Vadim se leva et se rendit à la fenêtre. Il s’appuya contre le radiateur, les mains dans le dos.
— Si je ne veux pas qu’on me rattrape, je monte dans le premier bus ou train venu et m’éloigne le plus loin possible de ma région. En 88, il n’y avait pas toutes les caméras de vidéosurveillance, pas d’Internet, pas de portable. Si je me fonds dans la masse d’une grande ville à des centaines de kilomètres de là, on n’a aucune chance de me retrouver, surtout sans photo.
— Et après ? Comment tu survis ?
Vadim haussa les épaules.
— Tu ne survis pas. Un môme de 14–15 ans, dans les rues d’une ville qui n’est pas la sienne, il finit forcément par se faire ramasser par les flics, l’hôpital ou les services sociaux. S’il avait donné sa véritable identité à une quelconque administration, Sorel et son équipe l’auraient retrouvé.

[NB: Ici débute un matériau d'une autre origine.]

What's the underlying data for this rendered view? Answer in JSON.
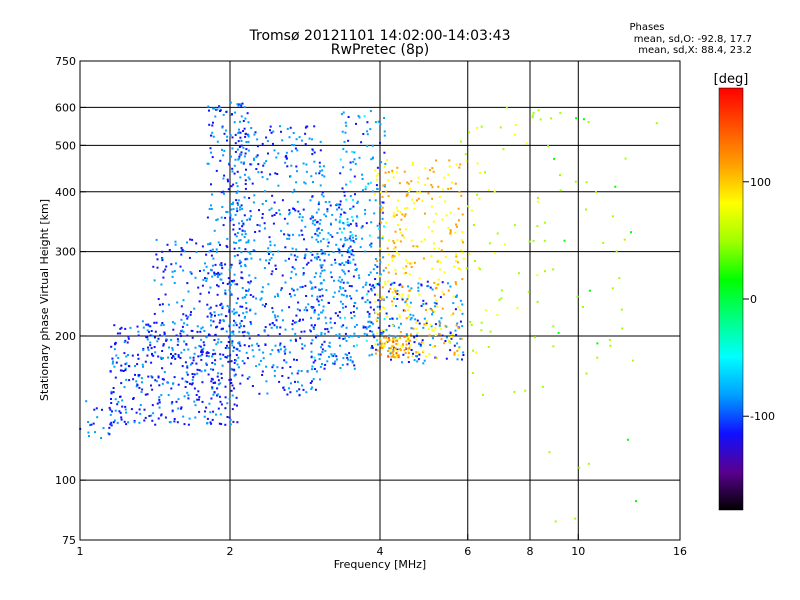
{
  "chart_data": {
    "type": "scatter",
    "title": "Tromsø 20121101 14:02:00-14:03:43",
    "subtitle": "RwPretec (8p)",
    "xlabel": "Frequency [MHz]",
    "ylabel": "Stationary phase Virtual Height [km]",
    "x_scale": "log",
    "y_scale": "log",
    "xlim": [
      1,
      16
    ],
    "ylim": [
      75,
      750
    ],
    "x_ticks": [
      1,
      2,
      4,
      6,
      8,
      10,
      16
    ],
    "x_tick_labels": [
      "1",
      "2",
      "4",
      "6",
      "8",
      "10",
      "16"
    ],
    "y_ticks": [
      75,
      100,
      200,
      300,
      400,
      500,
      600,
      750
    ],
    "y_tick_labels": [
      "75",
      "100",
      "200",
      "300",
      "400",
      "500",
      "600",
      "750"
    ],
    "grid": true,
    "stats": {
      "heading": "Phases",
      "o_mode": "mean, sd,O: -92.8, 17.7",
      "x_mode": "mean, sd,X:  88.4, 23.2"
    },
    "colorbar": {
      "unit_label": "[deg]",
      "range": [
        -180,
        180
      ],
      "ticks": [
        100,
        0,
        -100
      ],
      "tick_labels": [
        "100",
        "0",
        "-100"
      ],
      "colors": [
        "#000000",
        "#5a0090",
        "#1010ff",
        "#00a0ff",
        "#00ffff",
        "#00ff80",
        "#00ff00",
        "#a0ff00",
        "#ffff00",
        "#ffa000",
        "#ff5000",
        "#ff0000"
      ]
    },
    "clusters": [
      {
        "x": [
          1.0,
          1.18
        ],
        "y": [
          120,
          150
        ],
        "phase": -100,
        "n": 25
      },
      {
        "x": [
          1.15,
          2.1
        ],
        "y": [
          130,
          215
        ],
        "phase": -105,
        "n": 420
      },
      {
        "x": [
          1.4,
          2.0
        ],
        "y": [
          180,
          320
        ],
        "phase": -100,
        "n": 150
      },
      {
        "x": [
          1.8,
          2.2
        ],
        "y": [
          200,
          620
        ],
        "phase": -95,
        "n": 240
      },
      {
        "x": [
          2.0,
          3.1
        ],
        "y": [
          150,
          550
        ],
        "phase": -95,
        "n": 520
      },
      {
        "x": [
          2.9,
          3.6
        ],
        "y": [
          170,
          400
        ],
        "phase": -90,
        "n": 230
      },
      {
        "x": [
          3.3,
          4.1
        ],
        "y": [
          190,
          600
        ],
        "phase": -85,
        "n": 200
      },
      {
        "x": [
          3.7,
          5.9
        ],
        "y": [
          175,
          260
        ],
        "phase": -95,
        "n": 190
      },
      {
        "x": [
          3.9,
          5.9
        ],
        "y": [
          180,
          470
        ],
        "phase": 95,
        "n": 330
      },
      {
        "x": [
          4.0,
          4.6
        ],
        "y": [
          180,
          200
        ],
        "phase": 110,
        "n": 60
      },
      {
        "x": [
          5.8,
          9.0
        ],
        "y": [
          150,
          620
        ],
        "phase": 60,
        "n": 70
      },
      {
        "x": [
          8.0,
          14.5
        ],
        "y": [
          80,
          640
        ],
        "phase": 40,
        "n": 45
      }
    ]
  }
}
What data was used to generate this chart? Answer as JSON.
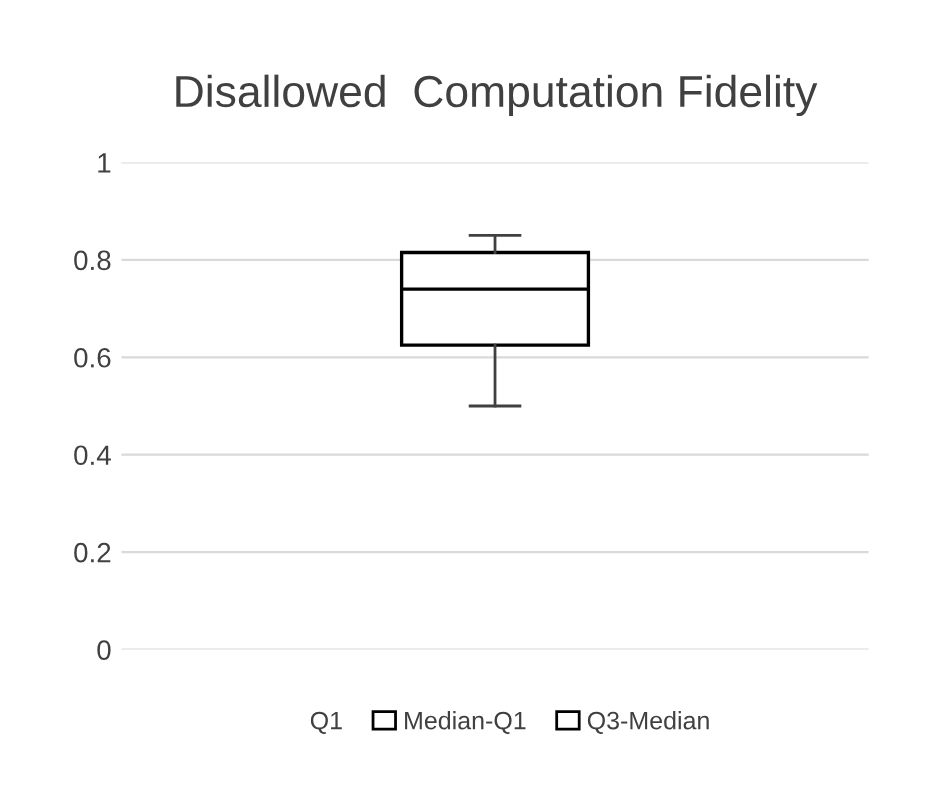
{
  "chart_data": {
    "type": "box",
    "title": "Disallowed  Computation Fidelity",
    "categories": [
      null
    ],
    "boxes": [
      {
        "low": 0.5,
        "q1": 0.625,
        "median": 0.74,
        "q3": 0.815,
        "high": 0.85
      }
    ],
    "annotations": [
      "Q1",
      "Median-Q1",
      "Q3-Median"
    ],
    "ylim": [
      0,
      1
    ],
    "yticks": [
      0,
      {
        "value": 0.2,
        "label": "0.2"
      },
      {
        "value": 0.4,
        "label": "0.4"
      },
      {
        "value": 0.6,
        "label": "0.6"
      },
      {
        "value": 0.8,
        "label": "0.8"
      },
      1
    ],
    "grid": "y"
  }
}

— Et comment tu fais, pour ne pas donner ton identité ?
— Personnellement, je joue les muets, les traumatisés. Celui qui ne comprend pas. Sans papiers, comment on peut savoir qui je suis réellement, si je ne le dis pas ?
Vic acquiesça avec conviction.
— Ou si je ne m’en souviens pas… Moi, je joue les amnésiques. Le môme fait celui qui ne sait plus qui il est ni d’où il vient. Tu réponds juste « Je sais plus » à toutes les questions qu’on te pose…
— Façon Jullian Morgan.
— Dans ce genre-là, oui. Dans ce cas, il est fort probable que, au bout d’un certain temps, un juge pour enfants te fournisse une nouvelle identité. Nouveaux papiers, nouvel état civil, nouvelle date de naissance. On te place dans une famille d’accueil, où tu grandis comme s’il s’agissait de ta vraie famille, où tu te reconstruis une identité, qui vient écraser l’ancienne encore bien présente au fond de ta mémoire. Et voilà comment Luc Thomas se fabrique une nouvelle vie et disparaît complètement des écrans de contrôle.
Vic balança le stylo qu’il mordillait d’un mouvement rageur.
— C’est dingue, cette histoire. C’est comme si Moriarty était à portée de main et que, chaque fois qu’on peut l’attraper, il nous glisse entre les doigts. On sait exactement qui il est, on connaît son âge, l’endroit où il a grandi, on dispose même de son code génétique, mais il n’a pas de visage ni d’identité.